‘Ms. Purple’: Caring for dad is getting too hard, caring for a prodigal brother has its trials too
Justin Chon is on the brink of a moment. He made a name for himself in independent cinema with “Gook,” a raw, emotionally fueled 2017 debut that found stories in the details of larger-than-life incidents. In his follow-up, the similarly blistering “Ms. Purple,” Chon captures truths in the minutiae of relationships, honoring how small slights become enormous in the midst of an argument and how deep-seated pain, resentment and trauma become barriers to letting others in. “Ms. Purple” has distinguishable imperfections but soars by with that emotional honesty.
Kasie (Tiffany Chu) has been her father’s caretaker for so long that it’s become second nature, and at this point in his illness he’s more body than mind. It’s become too much – the latest nurse has quit, and her supplemental work as a late-night hostess can pay for only so much. Her estranged brother Carey (Teddy Lee) arrives at just the right time, jobless, aimless and looking for something to occupy his time. But despite the ability to fall back into a comfortable rhythm, their emotional wounds are always on the cusp of blowing apart the dynamic.
Written by Chon and Chris Dinh, the script expects the viewers to do their own heavy lifting. Little is done in terms of exposition (that’s fine) and we’re not forced to watch manipulative flashbacks (even better) – but there’s far too many establishing shots where we’re meant to watch either Kassie or Carey wander the streets of L.A.’s Koreatown, isolated in a life they didn’t choose. Moments of action are rare, which makes the ones that happen all the more engaging, and uneven and at times awkward dialogue make for a film that’s rougher around the edges that the perfectly composed frames would suggest.
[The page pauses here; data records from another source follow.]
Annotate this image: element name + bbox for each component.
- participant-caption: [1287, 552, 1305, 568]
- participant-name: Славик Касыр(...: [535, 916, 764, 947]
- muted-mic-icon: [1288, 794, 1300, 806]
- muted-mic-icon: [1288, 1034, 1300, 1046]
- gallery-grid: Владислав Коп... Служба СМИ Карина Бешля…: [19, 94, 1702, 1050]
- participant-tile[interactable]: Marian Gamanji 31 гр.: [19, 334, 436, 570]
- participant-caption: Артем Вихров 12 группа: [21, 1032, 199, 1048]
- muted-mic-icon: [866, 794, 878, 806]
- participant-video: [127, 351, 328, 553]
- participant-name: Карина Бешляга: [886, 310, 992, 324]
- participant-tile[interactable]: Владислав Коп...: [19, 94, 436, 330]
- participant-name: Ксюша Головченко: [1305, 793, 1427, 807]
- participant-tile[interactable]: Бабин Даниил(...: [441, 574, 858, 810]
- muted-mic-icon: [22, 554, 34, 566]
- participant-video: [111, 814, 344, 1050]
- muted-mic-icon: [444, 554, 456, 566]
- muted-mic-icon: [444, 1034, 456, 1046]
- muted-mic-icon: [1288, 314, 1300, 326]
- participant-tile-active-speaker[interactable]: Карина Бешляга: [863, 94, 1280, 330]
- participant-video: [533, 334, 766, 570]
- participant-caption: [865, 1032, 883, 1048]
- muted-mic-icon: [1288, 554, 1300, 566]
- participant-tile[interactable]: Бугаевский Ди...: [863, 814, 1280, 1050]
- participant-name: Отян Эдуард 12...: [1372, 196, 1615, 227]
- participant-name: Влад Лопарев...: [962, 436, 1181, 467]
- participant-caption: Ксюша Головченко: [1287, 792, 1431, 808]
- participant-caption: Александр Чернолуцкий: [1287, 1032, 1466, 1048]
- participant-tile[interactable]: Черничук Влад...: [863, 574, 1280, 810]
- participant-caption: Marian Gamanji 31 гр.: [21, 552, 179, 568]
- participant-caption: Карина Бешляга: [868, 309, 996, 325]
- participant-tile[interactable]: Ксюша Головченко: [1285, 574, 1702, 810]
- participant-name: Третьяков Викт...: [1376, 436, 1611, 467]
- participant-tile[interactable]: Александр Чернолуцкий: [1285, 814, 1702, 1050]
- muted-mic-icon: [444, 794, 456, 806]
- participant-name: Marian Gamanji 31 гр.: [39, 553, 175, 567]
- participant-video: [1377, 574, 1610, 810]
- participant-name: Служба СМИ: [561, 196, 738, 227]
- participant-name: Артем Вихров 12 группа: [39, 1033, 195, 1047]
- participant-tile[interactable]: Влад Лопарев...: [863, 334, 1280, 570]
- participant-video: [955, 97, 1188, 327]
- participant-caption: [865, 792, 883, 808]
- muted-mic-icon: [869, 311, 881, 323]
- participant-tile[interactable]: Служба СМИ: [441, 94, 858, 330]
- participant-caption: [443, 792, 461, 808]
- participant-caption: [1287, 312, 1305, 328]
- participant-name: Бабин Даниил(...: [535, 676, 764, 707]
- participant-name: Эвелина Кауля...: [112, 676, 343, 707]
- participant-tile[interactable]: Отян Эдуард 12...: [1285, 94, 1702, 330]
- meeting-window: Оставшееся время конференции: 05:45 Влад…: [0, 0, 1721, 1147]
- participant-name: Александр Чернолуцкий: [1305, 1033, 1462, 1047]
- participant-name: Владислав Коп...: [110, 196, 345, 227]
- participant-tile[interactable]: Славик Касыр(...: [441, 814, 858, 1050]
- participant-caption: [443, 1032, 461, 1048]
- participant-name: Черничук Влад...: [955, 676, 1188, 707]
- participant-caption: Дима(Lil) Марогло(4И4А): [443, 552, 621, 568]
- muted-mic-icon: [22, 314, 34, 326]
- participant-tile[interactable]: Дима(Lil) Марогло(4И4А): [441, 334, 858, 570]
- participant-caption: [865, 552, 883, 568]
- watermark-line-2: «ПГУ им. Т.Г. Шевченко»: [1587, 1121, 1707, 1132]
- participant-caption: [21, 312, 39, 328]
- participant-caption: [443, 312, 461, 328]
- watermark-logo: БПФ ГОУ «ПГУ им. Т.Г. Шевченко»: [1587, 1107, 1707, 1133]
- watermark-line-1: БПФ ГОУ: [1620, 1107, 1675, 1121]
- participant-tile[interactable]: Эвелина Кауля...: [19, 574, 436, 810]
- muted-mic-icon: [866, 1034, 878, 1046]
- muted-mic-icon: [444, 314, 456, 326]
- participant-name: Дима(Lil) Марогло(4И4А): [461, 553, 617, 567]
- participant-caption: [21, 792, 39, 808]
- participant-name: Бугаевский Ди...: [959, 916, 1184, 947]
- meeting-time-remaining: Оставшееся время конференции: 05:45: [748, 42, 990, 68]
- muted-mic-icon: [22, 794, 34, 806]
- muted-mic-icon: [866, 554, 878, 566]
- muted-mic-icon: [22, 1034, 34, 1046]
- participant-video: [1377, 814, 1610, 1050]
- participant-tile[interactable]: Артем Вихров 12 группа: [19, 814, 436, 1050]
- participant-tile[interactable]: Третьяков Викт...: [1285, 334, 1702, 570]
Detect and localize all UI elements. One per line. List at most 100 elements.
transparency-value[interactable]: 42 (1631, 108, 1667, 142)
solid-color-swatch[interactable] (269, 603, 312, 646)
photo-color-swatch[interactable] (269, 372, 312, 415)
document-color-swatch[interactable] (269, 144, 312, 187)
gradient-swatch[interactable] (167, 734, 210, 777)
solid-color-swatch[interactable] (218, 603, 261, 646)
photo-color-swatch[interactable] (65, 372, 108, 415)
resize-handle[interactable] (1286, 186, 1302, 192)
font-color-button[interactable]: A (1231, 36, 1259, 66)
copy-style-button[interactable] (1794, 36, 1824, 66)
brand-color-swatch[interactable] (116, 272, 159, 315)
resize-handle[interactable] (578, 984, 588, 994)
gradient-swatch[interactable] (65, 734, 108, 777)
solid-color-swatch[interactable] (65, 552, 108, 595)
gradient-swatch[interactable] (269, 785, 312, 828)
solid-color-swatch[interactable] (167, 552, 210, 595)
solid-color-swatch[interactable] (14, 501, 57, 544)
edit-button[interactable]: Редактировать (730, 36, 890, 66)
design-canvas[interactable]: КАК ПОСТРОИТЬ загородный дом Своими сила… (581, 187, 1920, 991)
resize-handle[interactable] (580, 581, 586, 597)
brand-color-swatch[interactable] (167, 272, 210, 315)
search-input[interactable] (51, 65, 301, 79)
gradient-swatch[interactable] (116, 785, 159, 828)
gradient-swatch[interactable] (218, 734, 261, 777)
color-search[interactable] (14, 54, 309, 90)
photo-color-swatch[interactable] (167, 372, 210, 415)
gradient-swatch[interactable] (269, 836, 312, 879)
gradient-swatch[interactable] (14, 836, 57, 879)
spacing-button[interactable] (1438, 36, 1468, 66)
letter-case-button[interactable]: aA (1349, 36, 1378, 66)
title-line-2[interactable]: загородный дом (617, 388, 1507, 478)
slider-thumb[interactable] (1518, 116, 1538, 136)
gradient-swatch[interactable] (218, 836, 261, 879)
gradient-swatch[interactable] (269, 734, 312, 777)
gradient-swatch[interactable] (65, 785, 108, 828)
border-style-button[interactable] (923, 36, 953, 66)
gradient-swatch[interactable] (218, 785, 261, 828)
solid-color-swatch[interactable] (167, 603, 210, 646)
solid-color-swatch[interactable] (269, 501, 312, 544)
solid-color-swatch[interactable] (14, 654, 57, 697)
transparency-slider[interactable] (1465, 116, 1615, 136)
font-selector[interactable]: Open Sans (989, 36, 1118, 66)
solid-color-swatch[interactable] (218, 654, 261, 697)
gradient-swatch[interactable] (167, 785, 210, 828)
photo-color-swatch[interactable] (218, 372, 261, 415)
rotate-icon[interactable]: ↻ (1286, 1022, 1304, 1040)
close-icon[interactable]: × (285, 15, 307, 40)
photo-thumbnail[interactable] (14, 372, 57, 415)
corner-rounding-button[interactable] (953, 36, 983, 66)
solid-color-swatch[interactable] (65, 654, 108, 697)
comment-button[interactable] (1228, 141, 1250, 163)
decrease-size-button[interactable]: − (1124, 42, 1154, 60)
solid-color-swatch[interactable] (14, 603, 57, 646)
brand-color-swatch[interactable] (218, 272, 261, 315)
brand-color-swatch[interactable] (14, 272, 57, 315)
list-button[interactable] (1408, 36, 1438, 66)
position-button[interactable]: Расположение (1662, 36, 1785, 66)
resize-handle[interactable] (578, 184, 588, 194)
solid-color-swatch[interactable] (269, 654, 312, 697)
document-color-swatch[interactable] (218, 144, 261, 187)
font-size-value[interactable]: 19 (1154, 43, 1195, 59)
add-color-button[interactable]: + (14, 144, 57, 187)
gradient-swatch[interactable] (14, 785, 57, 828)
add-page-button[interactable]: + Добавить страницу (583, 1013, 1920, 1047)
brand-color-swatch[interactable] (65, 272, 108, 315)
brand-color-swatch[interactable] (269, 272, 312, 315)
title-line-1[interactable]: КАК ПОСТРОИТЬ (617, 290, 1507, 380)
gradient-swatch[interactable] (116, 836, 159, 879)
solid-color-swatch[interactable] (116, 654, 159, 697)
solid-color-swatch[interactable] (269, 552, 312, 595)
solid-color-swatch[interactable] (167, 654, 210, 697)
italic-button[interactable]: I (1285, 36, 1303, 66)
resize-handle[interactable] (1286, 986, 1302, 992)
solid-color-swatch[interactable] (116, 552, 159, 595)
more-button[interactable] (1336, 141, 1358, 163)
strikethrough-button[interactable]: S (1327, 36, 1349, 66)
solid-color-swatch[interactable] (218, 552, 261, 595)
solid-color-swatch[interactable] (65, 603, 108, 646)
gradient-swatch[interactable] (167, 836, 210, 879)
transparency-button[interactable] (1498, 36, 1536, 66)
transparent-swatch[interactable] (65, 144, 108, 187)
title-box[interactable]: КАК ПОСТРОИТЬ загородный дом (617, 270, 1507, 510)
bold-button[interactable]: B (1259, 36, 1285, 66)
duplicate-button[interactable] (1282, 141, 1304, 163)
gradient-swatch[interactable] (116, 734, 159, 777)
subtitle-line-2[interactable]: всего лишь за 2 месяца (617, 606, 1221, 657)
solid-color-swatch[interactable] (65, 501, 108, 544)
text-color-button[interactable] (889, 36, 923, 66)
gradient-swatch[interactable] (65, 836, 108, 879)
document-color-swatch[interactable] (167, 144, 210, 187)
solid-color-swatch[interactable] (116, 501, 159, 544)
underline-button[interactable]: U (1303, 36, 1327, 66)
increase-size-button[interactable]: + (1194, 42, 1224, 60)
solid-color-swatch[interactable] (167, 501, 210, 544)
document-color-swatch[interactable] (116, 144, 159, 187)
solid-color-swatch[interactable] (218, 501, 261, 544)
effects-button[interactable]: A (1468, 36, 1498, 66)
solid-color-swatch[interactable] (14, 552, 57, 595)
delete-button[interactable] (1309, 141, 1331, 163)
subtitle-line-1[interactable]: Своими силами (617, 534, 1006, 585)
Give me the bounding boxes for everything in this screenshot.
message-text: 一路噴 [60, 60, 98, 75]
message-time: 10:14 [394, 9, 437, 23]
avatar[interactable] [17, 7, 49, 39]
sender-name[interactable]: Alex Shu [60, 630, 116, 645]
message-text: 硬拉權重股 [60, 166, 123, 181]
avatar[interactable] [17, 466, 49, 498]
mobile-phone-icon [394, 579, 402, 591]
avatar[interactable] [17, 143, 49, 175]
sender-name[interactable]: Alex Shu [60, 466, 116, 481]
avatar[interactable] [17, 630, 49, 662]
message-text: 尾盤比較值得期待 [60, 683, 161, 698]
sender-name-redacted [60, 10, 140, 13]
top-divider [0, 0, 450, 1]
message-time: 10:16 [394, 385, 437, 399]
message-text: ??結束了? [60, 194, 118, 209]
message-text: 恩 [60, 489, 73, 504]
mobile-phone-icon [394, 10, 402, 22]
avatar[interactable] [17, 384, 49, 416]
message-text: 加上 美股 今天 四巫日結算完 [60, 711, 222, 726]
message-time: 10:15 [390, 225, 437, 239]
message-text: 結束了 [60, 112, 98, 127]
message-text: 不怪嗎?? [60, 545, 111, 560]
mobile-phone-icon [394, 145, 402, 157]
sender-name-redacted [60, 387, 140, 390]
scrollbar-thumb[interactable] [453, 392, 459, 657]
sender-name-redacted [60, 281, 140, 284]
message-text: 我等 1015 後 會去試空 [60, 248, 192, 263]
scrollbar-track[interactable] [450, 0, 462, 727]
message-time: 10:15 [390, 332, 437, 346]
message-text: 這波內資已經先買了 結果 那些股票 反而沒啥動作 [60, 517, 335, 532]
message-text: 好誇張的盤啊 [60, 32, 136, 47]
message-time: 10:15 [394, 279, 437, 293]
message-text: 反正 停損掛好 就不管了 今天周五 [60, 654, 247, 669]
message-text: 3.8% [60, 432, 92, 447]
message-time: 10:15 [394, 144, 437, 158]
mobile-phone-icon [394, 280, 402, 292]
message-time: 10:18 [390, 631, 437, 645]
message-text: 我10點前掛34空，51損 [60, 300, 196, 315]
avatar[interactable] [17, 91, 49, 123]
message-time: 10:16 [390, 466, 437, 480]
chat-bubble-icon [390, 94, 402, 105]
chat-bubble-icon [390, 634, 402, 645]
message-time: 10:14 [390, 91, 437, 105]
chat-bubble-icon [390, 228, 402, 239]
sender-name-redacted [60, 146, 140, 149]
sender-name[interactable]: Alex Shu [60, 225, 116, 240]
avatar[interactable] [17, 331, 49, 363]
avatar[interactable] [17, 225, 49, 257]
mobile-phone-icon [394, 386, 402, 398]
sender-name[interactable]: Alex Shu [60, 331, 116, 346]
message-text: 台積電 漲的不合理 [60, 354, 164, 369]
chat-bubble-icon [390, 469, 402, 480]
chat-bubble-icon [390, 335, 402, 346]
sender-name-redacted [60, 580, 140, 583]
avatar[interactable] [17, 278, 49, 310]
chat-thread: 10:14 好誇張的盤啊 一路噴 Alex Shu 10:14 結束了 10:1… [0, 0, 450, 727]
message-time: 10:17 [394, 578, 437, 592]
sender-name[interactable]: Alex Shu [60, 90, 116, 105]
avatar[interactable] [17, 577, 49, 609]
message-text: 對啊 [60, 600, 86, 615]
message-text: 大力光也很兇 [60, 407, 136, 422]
Those frames, for the record, are astonishing – breathtaking in how color composition is used to enhance lighting as a sun sets between two bodies, eclipsing the screen as we cut away. There’s a shot toward the end of the film of a room of bodies in celebration, everyone dressed in warm tones under fairy lights that hang from the ceiling, that captures perfectly the nurtured mindset of our leading lady. Chon seems inspired by Barry Jenkins (“Moonlight,” “If Beale Street Could Talk”) or, as Jenkins is, Kar-Wai Wong (“In the Mood for Love,” “Chungking Express”) in his compositions, and that, coupled with a score by Roger Suen, creates an atmosphere of overwhelming, operatic grief housed in a story told as intimately as any could be. It’s the juxtapositions that make “Ms. Purple” so fascinating.
Chon hasn’t quite perfected his approach, but what he lacks in finesse he makes up for with sheer passion in the pursuit of telling honest and personal stories. “Ms. Purple” doesn’t land every line, but the moments that do are tremendous in their ability to marry such a human subject with such larger-than-life theatrics. And “Ms. Purple” may not be the most memorable film, but I’d wager Chon is a name we’re going to be hearing often and with excitement over the next few years.